La carne de los miércoles

La “carne de los miércoles”

Digo, bajo juramento, sentirme ajeno –y conmigo veo venir a mis condiscípulos- al linaje episcopal y cardenalicio que honró la cocina centroeuropea desde el prerrenacimiento. Voy en busca de Cunqueiro y su “La cocina cristiana de occidente”, para poner en claro los  irreconciliables parecidos entre aquellas mesas abundosas y el frugal refectorio  de nuestro querido Mondoñedo.

Dice, aquí y allá, don Álvaro en la citada obra, la más golosa y erudita de cuantas ha escrito:

  • Los obispos de Toul han pasado a la historia por sus perdices… Los de Metz están en la historia retratados comiendo alondras asadas con nabos tiernos… Los obispos de Verdún son los opulentos obispos de las becadas, las percas y el jamón en vino. Debían ser obispos de artillería”.

  • “La cocina de los papas de Aviñón es una de las grandes cocinas de la Cristiandad. Toda la ciencia culinaria romana se injertó en ella y fue aumentando con las salsas de la Provenza”

A cambio, más cerca de nuestra mesas estaban los tonsurados irlandesas. Leed esto:

  • “En las abadías irlandesas, incluso en las del Císter que van citadas – Monut-Melleray y Roscrea-,  no se comió bien, aunque se comieron salmones y cabritos de ciervo. En las otras grandes abadías de comió poco y mal; los calígrafos no comen”.

La nobilísima cocina cenobial y mitrada nos abandonó siglos atrás, por lo que sabemos. Hoy, prelados que almuerzan de bandeja y curitas de menú del día en los contornos madrileños nos hacen poner los pies en el siglo y darnos con un canto en los dientes ante los platos del gran Casiano o de la señora Carmen, allá por los avanzados años 50 de Mondoñedo.

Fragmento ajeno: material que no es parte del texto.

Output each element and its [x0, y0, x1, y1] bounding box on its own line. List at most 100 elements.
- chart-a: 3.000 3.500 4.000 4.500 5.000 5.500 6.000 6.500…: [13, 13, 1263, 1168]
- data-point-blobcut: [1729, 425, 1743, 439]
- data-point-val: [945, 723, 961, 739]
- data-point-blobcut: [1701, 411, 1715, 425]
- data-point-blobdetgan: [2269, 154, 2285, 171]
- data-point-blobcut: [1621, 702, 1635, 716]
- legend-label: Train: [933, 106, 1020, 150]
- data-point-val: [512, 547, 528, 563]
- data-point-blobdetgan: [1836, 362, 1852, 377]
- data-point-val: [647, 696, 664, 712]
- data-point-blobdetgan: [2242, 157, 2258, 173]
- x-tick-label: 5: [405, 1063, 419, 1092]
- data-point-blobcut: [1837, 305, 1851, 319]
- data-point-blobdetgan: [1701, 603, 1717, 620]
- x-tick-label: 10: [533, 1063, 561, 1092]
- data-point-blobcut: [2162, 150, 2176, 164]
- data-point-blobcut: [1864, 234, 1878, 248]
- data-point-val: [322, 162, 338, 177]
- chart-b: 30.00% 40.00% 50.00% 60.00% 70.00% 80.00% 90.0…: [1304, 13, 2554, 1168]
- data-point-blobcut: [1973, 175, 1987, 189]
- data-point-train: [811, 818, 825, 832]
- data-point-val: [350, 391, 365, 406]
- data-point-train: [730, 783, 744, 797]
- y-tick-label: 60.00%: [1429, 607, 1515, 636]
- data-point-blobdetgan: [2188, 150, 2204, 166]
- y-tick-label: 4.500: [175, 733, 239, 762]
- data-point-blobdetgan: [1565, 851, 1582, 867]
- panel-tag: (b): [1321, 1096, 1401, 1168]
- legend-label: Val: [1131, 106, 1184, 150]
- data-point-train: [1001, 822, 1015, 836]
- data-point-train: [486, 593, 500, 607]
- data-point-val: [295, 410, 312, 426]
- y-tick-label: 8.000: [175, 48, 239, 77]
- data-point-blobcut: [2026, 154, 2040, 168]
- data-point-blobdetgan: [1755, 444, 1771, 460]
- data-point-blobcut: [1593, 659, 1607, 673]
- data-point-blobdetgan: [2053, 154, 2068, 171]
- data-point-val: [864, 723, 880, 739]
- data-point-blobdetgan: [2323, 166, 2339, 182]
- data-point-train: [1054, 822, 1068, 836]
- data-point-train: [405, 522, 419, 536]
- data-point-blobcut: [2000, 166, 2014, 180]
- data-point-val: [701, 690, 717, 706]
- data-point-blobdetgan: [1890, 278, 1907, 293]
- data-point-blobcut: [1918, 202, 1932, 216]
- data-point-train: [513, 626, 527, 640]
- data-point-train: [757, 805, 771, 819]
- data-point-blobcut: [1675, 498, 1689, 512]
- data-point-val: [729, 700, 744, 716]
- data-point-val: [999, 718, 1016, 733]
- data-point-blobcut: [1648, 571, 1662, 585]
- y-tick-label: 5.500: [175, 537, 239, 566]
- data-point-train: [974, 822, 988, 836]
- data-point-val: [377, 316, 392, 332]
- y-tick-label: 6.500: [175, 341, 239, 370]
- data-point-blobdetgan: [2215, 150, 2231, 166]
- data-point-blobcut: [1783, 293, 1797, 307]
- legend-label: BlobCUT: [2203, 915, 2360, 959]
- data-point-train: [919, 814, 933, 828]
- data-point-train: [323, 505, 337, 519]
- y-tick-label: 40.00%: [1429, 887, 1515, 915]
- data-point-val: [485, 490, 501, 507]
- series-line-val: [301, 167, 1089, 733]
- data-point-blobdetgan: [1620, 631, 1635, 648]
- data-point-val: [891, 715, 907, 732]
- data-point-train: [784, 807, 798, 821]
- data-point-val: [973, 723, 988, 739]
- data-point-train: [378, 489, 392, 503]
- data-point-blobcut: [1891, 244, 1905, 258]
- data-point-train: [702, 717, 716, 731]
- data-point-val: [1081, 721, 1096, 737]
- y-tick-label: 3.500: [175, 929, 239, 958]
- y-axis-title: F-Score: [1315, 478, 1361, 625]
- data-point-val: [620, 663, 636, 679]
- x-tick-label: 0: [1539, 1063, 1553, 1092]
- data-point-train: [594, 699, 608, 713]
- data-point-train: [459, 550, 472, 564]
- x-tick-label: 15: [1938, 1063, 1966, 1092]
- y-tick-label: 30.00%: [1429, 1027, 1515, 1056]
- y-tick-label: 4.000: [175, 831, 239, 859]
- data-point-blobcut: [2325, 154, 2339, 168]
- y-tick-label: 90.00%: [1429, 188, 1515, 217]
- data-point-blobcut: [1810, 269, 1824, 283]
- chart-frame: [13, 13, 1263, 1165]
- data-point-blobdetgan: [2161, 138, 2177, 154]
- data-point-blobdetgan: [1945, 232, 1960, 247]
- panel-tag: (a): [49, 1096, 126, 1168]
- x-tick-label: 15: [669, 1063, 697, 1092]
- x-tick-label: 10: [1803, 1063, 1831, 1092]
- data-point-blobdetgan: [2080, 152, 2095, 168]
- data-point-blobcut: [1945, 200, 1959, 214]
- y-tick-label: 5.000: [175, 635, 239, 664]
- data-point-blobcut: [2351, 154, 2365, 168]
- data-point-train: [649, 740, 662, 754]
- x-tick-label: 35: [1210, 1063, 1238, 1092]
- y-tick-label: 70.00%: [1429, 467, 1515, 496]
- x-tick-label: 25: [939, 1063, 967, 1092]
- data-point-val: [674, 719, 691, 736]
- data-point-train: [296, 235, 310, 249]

De la carne de los miércoles …

Nuestro soñado  “faisán”-el plato estrella, por así decirlo-  tenía  cita jubilosa los miércoles. Era la famosa carne de los miércoles, algo parecido al jarrete, de fibra desprendida y un color rosado que le daba cierta vitola. Se acompañaba de patata cocida, y todo ello merecía el tratamiento de usía. Un poco a la zaga iba la palometa de la cena –al menos, un día a la mañana-,  probablemente escoltada también de la sabrosa fécula del valle mindoniense o de la Terrachá.

… a los “garabolos”

Para contrición del alma y del cuerpo, los domingos, el día en que el Señor descansó, se nos abandonaba a la lucha contra el cocido, en el que su hiriente punta de lanza eran los garabolos. Al cicer arietinum denominábamos “garabolo” por pura mofa y, sin duda, por venganza. No tenían absolución ni por el color, ni por el olor ni por el sabor: llegaban al plato aplastados, devolvían un olor como a lejía y pugnaban en el paladar. Un domingo sí y otro también, era proverbial  la legión de alumnos que se demoraba en el comedor, mareando el plato,  en tanto el resto partía hacia la capilla. Hablo de los “garabolos” penitenciales,  sin desmerecer  en infortunio culinario a  las platadas de arroz, el colmo del desatino gastronómico. Hasta tal punto llegué a detestarlo, que a mi retorno a casa mi madre me sustituyó el plazo de arroz familiar por cualquier otro durante años y años. Hoy soy un devorador de arroces (bueno, devorador universal, para no mentir) y hasta tengo un yerno que lo borda con la paellera.

Un pan de cardenales

Todo podría olvidarse, no obstante, si reparamos en el pan de Mondoñedo. Ese mollete esponjoso que juntaba las corteza con sólo mover los dedos. Tenía título para mesa de cardenales. Ofrecía ojos como habas, la masa bien hecha y ligera. Decían que era cosa del agua. Había que vernos dando cuenta del mollete mientras oíamos el runrún de la lectura del Kempys que acompaña al primer plato del día. Menos mal que en el segundo plato ya teníamos la bula para hablar y echar cuentas para la próxima “carne de los miércoles”.